President Bush has castigated the Russians for their invasion of Georgia. It is now obvious that Russia, despite assurances to the West, wants total control over the entire country, not just the disputed territory of South Ossetia. This fits with predictions Putin would continue his efforts to rebuild the Russian empire to include the republics lost with the collapse of the Soviet Union. Already the southern tier, the “stans,” (Turkmenistan, Kazakhstan and Uzbekistan have been brought into the fold through Russia’s gas pipeline monopoly and political intrigue.
The two remaining thorns in Putin’s side are the former Soviet republics Georgia and Ukraine. The Russians rigged elections in both countries but failed when popular uprisings invalidated them and resulted in pro-Western democracies. The Ukrainian election was particularly nasty with the unsuccessful poisoning of now President Viktor Yushchenko with dioxin. As we have seen, the current Russian regime will stop at nothing to eliminate its political enemies and critics.
Despite Bush’s protestations, there isn’t a lot we can do to change the outcome. Geographically Georgia is remote, on the eastern end of the Black Sea. Aircraft carriers are banned entry by the Montreaux Convention, not that we would want to conduct naval operations there. There just isn’t enough sea room. The only contiguous friendly country is Turkey and the distance from Istanbul to Tbilisi is over 800 miles.
But the most serious problem is our European allies. Never known for their backbone when it comes to facing down enemies, their overwhelming reliance on Russian natural gas has added to their timidity. Fifty years of American protection has allowed continental military forces to atrophy and grow soft. Even the British have lost their zeal for combat. In Iraq, they cut deals with al Sadr’s militias, abandoned their base in Basra and retreated to the exurban safety of the airport. The highly criticized Iraqi Army cleaned house in a few days, a job the Brits wouldn’t and couldn’t handle.

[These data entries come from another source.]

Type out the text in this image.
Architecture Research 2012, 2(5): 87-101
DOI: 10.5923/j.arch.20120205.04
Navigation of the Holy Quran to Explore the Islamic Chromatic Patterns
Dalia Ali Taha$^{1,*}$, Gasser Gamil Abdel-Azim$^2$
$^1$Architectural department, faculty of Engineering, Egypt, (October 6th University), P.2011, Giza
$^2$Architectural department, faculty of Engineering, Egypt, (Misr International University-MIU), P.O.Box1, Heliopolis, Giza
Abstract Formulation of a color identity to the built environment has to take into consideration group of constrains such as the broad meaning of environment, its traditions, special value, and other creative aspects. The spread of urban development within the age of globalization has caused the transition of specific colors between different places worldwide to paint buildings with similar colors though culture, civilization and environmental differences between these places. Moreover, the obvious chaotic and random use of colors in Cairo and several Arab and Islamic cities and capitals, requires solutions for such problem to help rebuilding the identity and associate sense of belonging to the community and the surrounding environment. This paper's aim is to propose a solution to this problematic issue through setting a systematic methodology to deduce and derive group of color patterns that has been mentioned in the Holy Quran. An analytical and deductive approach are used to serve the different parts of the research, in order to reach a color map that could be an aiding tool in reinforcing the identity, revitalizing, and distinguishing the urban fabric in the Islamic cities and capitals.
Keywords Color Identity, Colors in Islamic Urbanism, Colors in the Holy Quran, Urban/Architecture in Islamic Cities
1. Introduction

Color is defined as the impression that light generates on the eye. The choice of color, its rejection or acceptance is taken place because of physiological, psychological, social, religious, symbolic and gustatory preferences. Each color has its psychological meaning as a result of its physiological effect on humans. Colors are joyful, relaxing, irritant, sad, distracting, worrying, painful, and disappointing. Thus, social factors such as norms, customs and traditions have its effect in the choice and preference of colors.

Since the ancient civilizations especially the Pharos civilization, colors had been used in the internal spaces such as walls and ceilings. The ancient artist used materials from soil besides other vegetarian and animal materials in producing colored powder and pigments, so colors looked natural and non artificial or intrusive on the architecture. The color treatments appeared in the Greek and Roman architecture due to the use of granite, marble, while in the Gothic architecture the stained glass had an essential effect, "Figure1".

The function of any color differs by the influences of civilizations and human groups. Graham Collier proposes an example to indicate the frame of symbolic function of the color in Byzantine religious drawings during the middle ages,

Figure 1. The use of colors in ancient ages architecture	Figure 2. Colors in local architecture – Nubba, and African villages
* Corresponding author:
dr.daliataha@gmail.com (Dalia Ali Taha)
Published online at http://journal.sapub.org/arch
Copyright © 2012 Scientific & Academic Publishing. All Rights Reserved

How bad is Europe’s reliance on Russian gas? Enough that people will freeze if they play tough. Here’s how dependant they are (2005 figures): Germany 30-39% France 20-25% Poland 62% Italy 25-28% Bulgaria 97% Czech Republic 79%
The thought of chilly winters no doubt colored Germany’s Angela Merkel’s decision last week to veto NATO membership for Georgia. And it sent a signal of weakness to the Russians. Unless Europe can diversify their gas suppliers, they will forever be beholden to the Russians. Who would ever have thought Russia’s economic might would be more potent then their 50,000 tanks during the cold war in their quest to subdue Europe?